The death of the theatrical experience is a story journalists love to write. Hell, anything with the word “death” in the title gives writers a most epic half chub. I’m not sure when everyone became obsessed with decay. Seems like I can’t make it through the day without someone telling me how damn busted up everything is.
For years people have been writing long-winded rants about how movie theaters have the life expectancy of Rupert Murdoch in a hole full of hungry crocodiles. They were making the same argument back when the VCR was first unveiled. Yet, here we are decades later with people still heading to the movies.
The VCR didn’t kill the movie theater. Netflix didn’t kill the theatrical experience. Yes, there are a ridiculous number of entertainment options available to a nation of media-hungry vegetables. Rather than opine frantically about the strengths and weaknesses of both, I decided to do a little experiment and check an offering in the theaters and at home to weigh strengths and weaknesses of watching new movies at the theater and at home.

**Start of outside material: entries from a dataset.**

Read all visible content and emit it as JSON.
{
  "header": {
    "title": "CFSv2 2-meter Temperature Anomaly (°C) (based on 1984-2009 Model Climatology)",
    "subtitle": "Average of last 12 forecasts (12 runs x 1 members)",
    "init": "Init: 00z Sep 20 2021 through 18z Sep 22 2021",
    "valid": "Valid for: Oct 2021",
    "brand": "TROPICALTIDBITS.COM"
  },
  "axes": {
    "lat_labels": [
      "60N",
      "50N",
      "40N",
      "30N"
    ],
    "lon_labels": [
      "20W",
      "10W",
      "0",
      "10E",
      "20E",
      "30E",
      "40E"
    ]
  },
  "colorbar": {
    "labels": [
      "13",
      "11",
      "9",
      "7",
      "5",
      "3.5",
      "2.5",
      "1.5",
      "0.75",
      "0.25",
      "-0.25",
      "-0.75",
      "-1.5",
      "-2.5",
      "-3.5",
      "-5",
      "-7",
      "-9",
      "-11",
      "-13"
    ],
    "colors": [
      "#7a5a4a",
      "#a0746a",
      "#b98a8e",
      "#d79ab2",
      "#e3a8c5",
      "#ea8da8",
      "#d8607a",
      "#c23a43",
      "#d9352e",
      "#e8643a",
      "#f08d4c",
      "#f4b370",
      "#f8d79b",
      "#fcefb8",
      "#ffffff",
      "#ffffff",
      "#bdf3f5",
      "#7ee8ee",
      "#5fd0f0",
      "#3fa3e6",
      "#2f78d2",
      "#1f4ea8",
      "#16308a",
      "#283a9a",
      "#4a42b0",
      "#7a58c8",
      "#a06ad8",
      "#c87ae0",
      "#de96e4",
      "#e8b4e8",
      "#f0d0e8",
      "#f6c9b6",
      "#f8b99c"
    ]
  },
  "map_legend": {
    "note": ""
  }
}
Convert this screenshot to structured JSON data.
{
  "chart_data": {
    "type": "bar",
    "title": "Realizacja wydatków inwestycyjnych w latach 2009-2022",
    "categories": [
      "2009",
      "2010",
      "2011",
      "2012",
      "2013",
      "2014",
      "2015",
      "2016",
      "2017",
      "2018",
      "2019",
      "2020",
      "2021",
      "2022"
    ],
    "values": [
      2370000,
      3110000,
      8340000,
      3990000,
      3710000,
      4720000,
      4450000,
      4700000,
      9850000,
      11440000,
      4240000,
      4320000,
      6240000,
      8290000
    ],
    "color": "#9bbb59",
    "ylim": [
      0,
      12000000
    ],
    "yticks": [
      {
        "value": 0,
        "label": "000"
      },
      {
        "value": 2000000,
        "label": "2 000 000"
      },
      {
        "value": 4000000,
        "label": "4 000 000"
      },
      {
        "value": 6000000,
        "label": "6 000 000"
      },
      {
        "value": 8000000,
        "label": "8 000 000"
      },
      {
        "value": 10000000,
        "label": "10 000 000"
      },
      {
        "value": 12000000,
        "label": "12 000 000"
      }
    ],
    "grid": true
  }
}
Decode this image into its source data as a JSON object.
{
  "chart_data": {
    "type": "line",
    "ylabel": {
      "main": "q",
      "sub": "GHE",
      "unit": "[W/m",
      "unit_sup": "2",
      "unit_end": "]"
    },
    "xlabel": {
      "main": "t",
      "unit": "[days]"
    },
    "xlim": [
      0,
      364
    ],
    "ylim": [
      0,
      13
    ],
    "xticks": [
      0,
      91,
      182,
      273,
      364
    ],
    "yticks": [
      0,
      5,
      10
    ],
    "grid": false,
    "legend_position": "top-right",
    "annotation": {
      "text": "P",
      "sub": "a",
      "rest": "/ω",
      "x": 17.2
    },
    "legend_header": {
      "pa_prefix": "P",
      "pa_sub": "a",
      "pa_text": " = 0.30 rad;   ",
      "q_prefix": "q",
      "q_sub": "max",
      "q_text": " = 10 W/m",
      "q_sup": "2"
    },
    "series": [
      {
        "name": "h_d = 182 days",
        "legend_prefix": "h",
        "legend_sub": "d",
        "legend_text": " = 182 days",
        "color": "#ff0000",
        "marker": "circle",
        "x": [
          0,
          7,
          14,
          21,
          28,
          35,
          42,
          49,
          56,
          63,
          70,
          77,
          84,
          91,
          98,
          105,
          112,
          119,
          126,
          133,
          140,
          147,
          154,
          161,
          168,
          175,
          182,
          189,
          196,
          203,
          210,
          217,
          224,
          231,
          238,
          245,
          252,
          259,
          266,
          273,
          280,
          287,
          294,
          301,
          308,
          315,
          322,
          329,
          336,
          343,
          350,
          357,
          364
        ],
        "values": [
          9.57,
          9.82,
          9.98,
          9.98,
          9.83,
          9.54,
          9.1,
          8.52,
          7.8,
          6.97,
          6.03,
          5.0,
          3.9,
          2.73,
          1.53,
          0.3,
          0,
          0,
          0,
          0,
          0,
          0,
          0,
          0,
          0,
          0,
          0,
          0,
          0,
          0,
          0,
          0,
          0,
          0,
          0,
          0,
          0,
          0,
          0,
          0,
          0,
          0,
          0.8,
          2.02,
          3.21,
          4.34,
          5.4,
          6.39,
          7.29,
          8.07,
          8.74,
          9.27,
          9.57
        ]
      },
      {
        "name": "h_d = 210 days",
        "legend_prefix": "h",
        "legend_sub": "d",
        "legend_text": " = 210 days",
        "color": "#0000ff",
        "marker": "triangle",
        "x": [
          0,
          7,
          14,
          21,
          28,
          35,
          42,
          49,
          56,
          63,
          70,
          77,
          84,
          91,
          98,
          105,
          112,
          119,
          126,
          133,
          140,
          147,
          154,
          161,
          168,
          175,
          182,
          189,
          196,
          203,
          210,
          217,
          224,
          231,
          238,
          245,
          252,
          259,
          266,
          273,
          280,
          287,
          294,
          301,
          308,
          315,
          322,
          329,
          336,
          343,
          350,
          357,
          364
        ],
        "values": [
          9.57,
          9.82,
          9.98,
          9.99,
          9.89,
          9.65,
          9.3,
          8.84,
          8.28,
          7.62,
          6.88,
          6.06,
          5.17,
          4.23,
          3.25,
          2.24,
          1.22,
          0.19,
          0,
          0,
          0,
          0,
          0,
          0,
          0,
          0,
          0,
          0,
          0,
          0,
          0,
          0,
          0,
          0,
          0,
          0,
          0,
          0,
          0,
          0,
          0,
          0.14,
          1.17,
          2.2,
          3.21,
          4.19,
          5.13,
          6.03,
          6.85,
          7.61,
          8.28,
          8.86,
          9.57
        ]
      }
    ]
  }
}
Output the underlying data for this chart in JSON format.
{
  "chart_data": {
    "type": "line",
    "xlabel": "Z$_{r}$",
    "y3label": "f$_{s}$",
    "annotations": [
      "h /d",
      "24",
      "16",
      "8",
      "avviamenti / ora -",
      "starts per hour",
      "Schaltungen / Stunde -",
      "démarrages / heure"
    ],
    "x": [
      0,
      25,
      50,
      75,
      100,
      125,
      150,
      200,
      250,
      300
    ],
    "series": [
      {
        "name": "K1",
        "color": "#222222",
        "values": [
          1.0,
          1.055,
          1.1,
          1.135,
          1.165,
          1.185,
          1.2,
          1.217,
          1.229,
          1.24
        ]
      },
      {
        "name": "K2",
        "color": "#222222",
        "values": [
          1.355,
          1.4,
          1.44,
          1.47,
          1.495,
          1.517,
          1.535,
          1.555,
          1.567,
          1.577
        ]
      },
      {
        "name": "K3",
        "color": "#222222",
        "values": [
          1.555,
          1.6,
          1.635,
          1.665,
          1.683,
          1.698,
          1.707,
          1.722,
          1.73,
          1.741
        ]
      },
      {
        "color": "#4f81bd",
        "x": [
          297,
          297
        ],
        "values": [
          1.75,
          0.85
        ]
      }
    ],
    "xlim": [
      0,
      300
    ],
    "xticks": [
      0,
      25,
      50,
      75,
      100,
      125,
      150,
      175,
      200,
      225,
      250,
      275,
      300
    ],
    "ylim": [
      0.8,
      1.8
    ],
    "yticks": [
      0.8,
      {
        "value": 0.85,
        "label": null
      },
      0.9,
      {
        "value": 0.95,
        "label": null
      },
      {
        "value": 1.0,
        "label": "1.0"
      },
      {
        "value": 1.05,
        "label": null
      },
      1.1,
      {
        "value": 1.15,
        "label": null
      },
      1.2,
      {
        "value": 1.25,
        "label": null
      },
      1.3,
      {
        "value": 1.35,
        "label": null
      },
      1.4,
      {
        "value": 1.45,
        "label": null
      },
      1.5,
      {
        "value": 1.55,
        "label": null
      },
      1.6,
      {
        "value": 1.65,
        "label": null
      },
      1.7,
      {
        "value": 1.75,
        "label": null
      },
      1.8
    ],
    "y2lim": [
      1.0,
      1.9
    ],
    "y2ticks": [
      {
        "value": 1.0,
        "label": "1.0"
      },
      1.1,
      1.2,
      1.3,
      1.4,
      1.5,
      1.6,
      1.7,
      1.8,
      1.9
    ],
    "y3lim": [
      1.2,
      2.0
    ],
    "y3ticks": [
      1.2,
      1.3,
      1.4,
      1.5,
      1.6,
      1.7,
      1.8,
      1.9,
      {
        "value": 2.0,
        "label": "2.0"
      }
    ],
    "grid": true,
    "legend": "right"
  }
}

The late summer has always been a time when Hollywood dumps movies into theaters with the enthusiasm of a comatose millennial at a lecture about waning attention spans. “Mechanic: Resurrection” is an epic piece of action dumpster-diving that has no reason to exist. In fact, it kind of exemplifies the problems currently plaguing Hollywood: a pointless sequel that brings nothing new to the equation. Jason Statham might be the very definition of “nothing new.”
Arthur Bishop (Statham) is the world’s greatest assassin who has decided to give up his life of killing people because he’s in love. To be fair, it’s for Jessica Alba. If anyone was capable of stopping me from being awesome to stay inside for marathon-naked fun, it would be her. Of course, bad asses with super murdering skills never stay retired. Our hero is put in an impossible situation and must kill a number of bad guys in 36 hours or lose his lady love. This would seem like an insurmountable task, but Jason Statham eats impossible situations for breakfast and craps them out before lunch. There’s really nothing wrong with “Mechanic: Resurrection.” It’s an average action film that never takes itself too seriously. It’s made infinitely more bearable by Tommy Lee Jones, who spends every scene making folks wonder how big of a paycheck he made to appear.
“Blood Father” presents a similar scenario. Hollywood exile Mel Gibson plays Link, an ex-con with a shady past who is also really good at killing people. He’s also a recovering alcoholic, which plays a lot more into the narrative than when I originally thought. For the most part, I’d expect a character trait like “recovering alcoholic” to be all but forgotten once the action gets going, but they actually manage to work the recovery process into the plot even when old Mel is bustin’ caps in people’s asses. Like “Mechanic,” “Blood Father” revolves around saving a loved one. Link’s daughter is an epic fuck-up who has gotten herself in trouble with some nasty members of a drug cartel, who are sparing no expense to see her killed.
Even though their relationship is especially strained, Link risks life and limb to make sure his daughter stays safe. I was expecting a half-baked B movie from “Blood Father,” but there’s some passion in this pulp. The father-daughter relationship feels real, and there are moments where Gibson shows you why he was such a great leading man for so long. I was reminded a lot of the underrated “Payback,” another movie where Gibson plays a really good bad guy.
“Blood Father” is an effective, gritty thriller with some strong performances and surprising amount of heart. “Mechanic: Resurrection” was so generic it could be called “Jason Statham Movie” with a number on the end to designate a difference. While the theatrical experience might not be dying, the kind of movies you go to see at a theater has dramatically changed. The line between the quality of film you’re going to see on demand or in a theater is becoming more blurry. Ten years ago a movie like “Blood Father” would have been something you saw on the big screen. While “Jason Statham Movie 23” doesn’t have anything going for it that would make seeing it at the theater a mandate.